Con relación a la naturaleza de los conflictos de ley y de foro que surgen dentro de los Estados plurilegislativos, estimamos que cada una de sus categorías debe ser estudiada y clasificada dentro de sus particularidades y, por supuesto, dentro del especial orden normativo que las regula. Deben considerarse primordialmente los preceptos constitucionales que consagran las competencias de cada uno de los sistemas jurídicos, de base territorial o personal, existentes dentro de un Estado. Solo de esta manera se puede determinar si es factible la equiparación de los conflictos internos a los conflictos que son objeto de estudio del Derecho internacional privado.

En el caso de los conflictos interfederales, la analogía existente entre esta clase particular de conflictos internos y los de carácter internacional ha sido unánimemente aceptada. Tal conclusión se respalda en que, por ejemplo, cada Estado dentro de la Unión Americana cuenta con su propio Derecho y su poder jurisdiccional. Por ello, entre ambas categorías de conflicto existe paridad[49]. No obstante, la equiparación de los conflictos interregionales a los de carácter internacional y a su analogía con los problemas propios del Derecho internacional privado, el debate doctrinal ha sido más arduo[50].

Por ejemplo, las Comunidades Autónomas de España, al amparo del artículo 149.1.8ª de la Constitución Española (CE), tienen la facultad de conservar, modificar y desarrollar sus Derechos civiles, forales y especiales, de ser el caso.
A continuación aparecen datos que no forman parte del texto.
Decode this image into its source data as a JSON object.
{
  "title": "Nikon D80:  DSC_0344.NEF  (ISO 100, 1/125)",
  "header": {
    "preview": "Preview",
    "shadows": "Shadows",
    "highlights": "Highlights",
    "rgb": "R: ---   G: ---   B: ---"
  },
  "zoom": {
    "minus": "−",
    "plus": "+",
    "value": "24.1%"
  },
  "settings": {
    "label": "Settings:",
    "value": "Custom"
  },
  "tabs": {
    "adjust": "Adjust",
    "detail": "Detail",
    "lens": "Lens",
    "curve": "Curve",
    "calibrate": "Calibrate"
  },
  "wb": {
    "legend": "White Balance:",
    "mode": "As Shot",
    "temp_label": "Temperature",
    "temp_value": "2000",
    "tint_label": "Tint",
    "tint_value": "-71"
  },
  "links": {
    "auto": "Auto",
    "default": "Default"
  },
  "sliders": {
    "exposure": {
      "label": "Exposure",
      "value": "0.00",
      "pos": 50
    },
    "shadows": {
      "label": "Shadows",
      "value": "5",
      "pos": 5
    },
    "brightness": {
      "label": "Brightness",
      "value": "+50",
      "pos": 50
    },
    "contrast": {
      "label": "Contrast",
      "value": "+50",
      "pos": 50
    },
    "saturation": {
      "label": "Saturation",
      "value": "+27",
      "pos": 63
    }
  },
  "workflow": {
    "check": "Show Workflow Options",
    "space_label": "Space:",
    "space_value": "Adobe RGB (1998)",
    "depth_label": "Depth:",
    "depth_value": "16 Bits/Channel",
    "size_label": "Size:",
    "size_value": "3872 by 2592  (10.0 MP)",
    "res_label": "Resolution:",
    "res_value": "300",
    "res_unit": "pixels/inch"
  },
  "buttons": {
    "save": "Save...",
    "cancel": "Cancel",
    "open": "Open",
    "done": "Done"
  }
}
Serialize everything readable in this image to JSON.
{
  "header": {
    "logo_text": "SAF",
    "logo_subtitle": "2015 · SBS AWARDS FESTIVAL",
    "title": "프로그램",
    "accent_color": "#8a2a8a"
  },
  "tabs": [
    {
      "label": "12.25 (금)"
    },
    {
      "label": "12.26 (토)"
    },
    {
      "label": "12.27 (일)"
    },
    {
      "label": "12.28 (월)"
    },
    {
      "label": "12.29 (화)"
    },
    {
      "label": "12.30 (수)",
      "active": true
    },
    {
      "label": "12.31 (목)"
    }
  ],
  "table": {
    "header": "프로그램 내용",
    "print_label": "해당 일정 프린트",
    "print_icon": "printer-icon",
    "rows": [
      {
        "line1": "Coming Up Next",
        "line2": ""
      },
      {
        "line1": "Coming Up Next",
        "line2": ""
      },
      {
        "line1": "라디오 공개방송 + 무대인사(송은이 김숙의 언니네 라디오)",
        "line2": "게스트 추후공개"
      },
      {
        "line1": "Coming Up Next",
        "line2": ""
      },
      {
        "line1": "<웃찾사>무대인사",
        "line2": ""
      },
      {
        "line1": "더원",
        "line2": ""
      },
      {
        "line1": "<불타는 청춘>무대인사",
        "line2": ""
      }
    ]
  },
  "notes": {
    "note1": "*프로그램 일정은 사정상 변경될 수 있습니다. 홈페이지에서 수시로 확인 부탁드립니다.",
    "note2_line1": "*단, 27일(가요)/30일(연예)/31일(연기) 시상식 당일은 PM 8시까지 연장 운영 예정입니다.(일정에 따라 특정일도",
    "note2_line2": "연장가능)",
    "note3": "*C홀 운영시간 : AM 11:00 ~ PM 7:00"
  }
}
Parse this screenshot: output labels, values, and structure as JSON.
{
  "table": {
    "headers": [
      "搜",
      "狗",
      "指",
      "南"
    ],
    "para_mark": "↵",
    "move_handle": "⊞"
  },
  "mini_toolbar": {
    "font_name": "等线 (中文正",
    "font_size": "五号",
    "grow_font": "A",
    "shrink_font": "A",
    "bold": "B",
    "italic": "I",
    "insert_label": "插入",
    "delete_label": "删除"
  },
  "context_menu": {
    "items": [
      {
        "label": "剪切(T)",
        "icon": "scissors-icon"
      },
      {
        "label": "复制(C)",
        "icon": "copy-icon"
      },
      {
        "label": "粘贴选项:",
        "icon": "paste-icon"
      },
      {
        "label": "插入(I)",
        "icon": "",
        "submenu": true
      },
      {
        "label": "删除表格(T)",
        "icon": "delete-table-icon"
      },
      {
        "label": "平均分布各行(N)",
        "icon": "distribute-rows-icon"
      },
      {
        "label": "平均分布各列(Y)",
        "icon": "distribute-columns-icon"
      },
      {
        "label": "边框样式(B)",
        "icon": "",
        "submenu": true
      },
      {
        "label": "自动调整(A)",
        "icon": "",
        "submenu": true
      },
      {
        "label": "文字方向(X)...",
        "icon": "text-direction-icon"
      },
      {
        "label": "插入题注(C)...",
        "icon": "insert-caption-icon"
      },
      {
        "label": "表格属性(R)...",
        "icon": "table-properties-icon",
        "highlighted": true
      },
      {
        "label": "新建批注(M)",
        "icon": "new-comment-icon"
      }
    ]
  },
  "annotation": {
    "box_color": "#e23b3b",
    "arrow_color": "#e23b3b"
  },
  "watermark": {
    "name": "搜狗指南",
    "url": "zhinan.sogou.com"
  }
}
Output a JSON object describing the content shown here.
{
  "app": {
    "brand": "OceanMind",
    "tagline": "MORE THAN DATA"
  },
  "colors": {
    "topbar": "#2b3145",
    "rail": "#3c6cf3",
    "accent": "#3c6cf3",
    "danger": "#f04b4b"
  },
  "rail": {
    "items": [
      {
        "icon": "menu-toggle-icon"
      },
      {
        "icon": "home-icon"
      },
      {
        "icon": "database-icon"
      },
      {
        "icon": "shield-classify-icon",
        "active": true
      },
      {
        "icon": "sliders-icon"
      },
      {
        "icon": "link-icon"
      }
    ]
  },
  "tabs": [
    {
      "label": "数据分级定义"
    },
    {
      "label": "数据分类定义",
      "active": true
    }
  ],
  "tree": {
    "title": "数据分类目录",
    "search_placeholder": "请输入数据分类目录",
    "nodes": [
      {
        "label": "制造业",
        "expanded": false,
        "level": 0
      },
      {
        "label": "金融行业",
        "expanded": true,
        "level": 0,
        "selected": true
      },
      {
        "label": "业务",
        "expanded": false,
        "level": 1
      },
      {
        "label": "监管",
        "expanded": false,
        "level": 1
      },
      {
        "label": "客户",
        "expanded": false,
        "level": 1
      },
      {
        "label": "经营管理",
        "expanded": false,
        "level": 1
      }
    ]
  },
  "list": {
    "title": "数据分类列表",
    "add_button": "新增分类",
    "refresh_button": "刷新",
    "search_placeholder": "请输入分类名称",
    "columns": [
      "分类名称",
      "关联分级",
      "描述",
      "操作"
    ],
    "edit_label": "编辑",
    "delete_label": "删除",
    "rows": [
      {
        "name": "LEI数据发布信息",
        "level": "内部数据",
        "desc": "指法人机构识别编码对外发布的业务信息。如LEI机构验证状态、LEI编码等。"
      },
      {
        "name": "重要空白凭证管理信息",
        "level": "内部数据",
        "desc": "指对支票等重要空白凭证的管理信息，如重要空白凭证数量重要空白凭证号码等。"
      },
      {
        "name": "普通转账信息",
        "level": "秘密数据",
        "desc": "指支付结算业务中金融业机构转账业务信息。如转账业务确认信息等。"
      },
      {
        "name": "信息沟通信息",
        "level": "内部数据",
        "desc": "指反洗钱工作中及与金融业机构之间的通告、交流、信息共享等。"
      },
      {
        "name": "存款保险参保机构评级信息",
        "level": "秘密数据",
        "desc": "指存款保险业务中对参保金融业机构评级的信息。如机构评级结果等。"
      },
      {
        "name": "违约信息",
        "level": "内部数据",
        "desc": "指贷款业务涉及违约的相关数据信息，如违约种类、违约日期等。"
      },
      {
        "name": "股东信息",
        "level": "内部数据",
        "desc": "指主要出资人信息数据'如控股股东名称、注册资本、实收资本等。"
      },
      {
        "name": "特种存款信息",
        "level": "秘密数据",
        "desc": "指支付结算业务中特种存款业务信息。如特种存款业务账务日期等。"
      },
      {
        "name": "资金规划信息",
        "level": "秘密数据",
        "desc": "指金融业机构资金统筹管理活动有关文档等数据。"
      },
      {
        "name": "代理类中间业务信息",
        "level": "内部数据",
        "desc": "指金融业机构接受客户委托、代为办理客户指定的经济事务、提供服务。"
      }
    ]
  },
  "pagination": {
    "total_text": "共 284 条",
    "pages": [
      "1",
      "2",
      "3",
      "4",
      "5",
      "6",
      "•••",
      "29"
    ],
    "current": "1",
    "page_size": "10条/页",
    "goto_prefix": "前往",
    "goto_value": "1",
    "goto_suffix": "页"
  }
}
Sin embargo, el precepto constitucional citado reserva al Estado español la competencia exclusiva en materia de legislación civil, de forma general, al igual que le confiere competencia exclusiva para dictar normas sobre conflicto de leyes, de forma particular. Además, dichas Comunidades no poseen una jurisdicción propia, pues la administración de justicia es una competencia exclusiva del Estado (artículo 149.1.5ª, CE). Así pues, realidades jurídicas como las antes señaladas fundamentan la idea de quienes estimamos que los presupuestos del Derecho interregional, en el caso español, difieren de los que son propios del Derecho internacional privado, visto desde la perspectiva de pluralidad de jurisdicciones y de la pluralidad legislativa[51].

Los supuestos que distinguiremos, decisivamente, son los que se suscitan con los conflictos internos y los que se presentan cuando una norma de conflicto designa como Derecho aplicable el de un Estado plurilegislativo, que a su vez son los denominados problemas de remisión a un Estado plurilegislativo. Entonces, uno de los puntos en el cual los conflictos interpersonales y el Derecho internacional privado estrechan su vínculo, lo encontramos cuando la norma de conflicto de un Estado determina que el Derecho aplicable es el de un Estado plurilegislativo y, en el caso particular que nos ocupa, esta pluralidad tiene una base personal. Ante tal situación, el operador jurídico deberá establecer las reglas interpersonales extranjeras y posiblemente las internas para dar solución al supuesto de hecho controvertido[52].

También añadiremos que en el caso particular de los pueblos indígenas, sus territorios son un punto de conexión para determinar su jurisdicción especial. No obstante, se debe tener presente que el soporte de la pluralidad legislativa de los países con pueblos indígenas radica en la pertenencia étnica de algunos de sus habitantes.

LOS ESTADOS PLURILEGISLATIVOS RATIONE PERSONAE Y LOS CONFLICTOS INTERPERSONALES

Circunscribiéndonos a los Estados plurilegislativos ratione personae debemos tener presente que las confrontaciones de Derecho aplicable, así como las posibles colisiones de jurisdicciones competentes que surgen dentro de estos son los conflictos interpersonales. Dichos conflictos encuentran su sustento en una pluralidad de sistemas jurídicos dentro de un Estado, producto de la coexistencia de órdenes legales y, en algunos casos, de foros ante los que se someten ciertos grupos de personas en función de su origen étnico, religioso, etc. Algunos ejemplos de países donde se han manifestado estos conflictos son India, Irak, Marruecos, entre otros.